The newspaper snippet about the TV show and how it was angering TV activists, because of its "commercial-product" nature.

Frito Lay had once planned to create an animated series based off of Chester Cheetah and his new cool friends, which were a funky monkey, a rockabilly dog and a hip hop hippo. The idea for a show was there since 1986 (the year of Chester's debut) and was discussed for years with networks like FOX and CBS and the production company Marvel Productions before being completely shelved in 1992, due to the evident fact that the show would simply just be a half-hour commercial for Cheetos, and the extremely negative reaction from TV activists because of it.

Production on the FOX series began and continued for months before being shelved, as someone in legal suddenly realized they couldn't air what was essentially half-hour commercials on Saturday morning, so the development team were notified and the project was cancelled. Only some designs, scripts and storyboards for at least two episodes remain of the FOX version, none of which were released to the public in any way. John Halfpenny, who was from the development team later shared this information, citing the letdown as "an interesting meeting". It's unknown if he can share the work made on the FOX series.

Similarly, a reply back from "Scott Shaw!" stated that Marvel Productions were working on the version for CBS to the point where Scott was contracted to produce the series and that it was cancelled for the same reasons. It's unknown if Marvel Productions was the same production company that was always being used (or at least for the FOX version) and if Scott has anymore information or work on the show either, whatever progress was made at that point that wasn't previously covered, that is.
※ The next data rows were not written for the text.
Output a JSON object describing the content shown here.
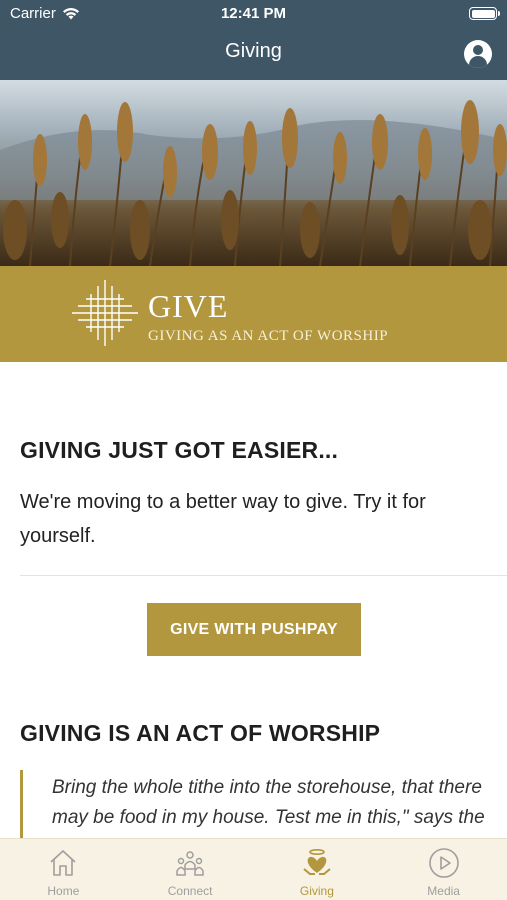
{
  "status_bar": {
    "carrier": "Carrier",
    "time": "12:41 PM"
  },
  "nav": {
    "title": "Giving",
    "profile_icon": "person-circle-icon"
  },
  "banner": {
    "title": "GIVE",
    "subtitle": "GIVING AS AN ACT OF WORSHIP",
    "logo_icon": "lattice-cross-icon"
  },
  "section1": {
    "heading": "GIVING JUST GOT EASIER...",
    "body": "We're moving to a better way to give. Try it for yourself.",
    "button_label": "GIVE WITH PUSHPAY"
  },
  "section2": {
    "heading": "GIVING  IS AN ACT OF WORSHIP",
    "quote": "Bring the whole tithe into the storehouse, that there may be food in my house. Test me in this,\" says the LORD Almighty, \"and see if I will not throw open the floodgates of heaven"
  },
  "tabs": [
    {
      "label": "Home",
      "icon": "home-icon",
      "active": false
    },
    {
      "label": "Connect",
      "icon": "people-icon",
      "active": false
    },
    {
      "label": "Giving",
      "icon": "giving-hands-icon",
      "active": true
    },
    {
      "label": "Media",
      "icon": "play-circle-icon",
      "active": false
    }
  ],
  "colors": {
    "nav": "#3e5666",
    "accent": "#b3973f",
    "tabbar": "#f7f2e3"
  }
}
A section from the Kentucky New Era newspaper, dated March 19th, 1992 reveals that even though at this point a spokesman for Frito-Lay revealed that they had cancelled plans for the show, the CBS Chester Cheetah cartoon (titled here Yo! It's the Chester Cheetah Show) was getting major flack from TV activists for the same reasons that brought upon its cancellation, with Peggy Charen saying it would be "an example of how commercials are crossing the line into masquerading as children's TV entertainment" and "I'm not making this into a quality debate. Any cartoon is OK, is legal, as long as it isn't an ad". It states that there was even a petition to get it off of the air with the Center for Science in the Public Interest, Black Citizens for Fair Media and four other organizations supporting it. And one of the spokesman for Frito Lay in Dallas, Tod MacKenzie, said the idea show had been discussed since 1986, most recently with the FOX network and that it was now "cold as ice", and also that "Since Chester came out in 1986, he's been widely popular, ... We don't want to jeopardize the job he's doing here." Though the company wasn't bowing to the pressure and wasn't contacted by either the FCC or any of the groups that filled the petition.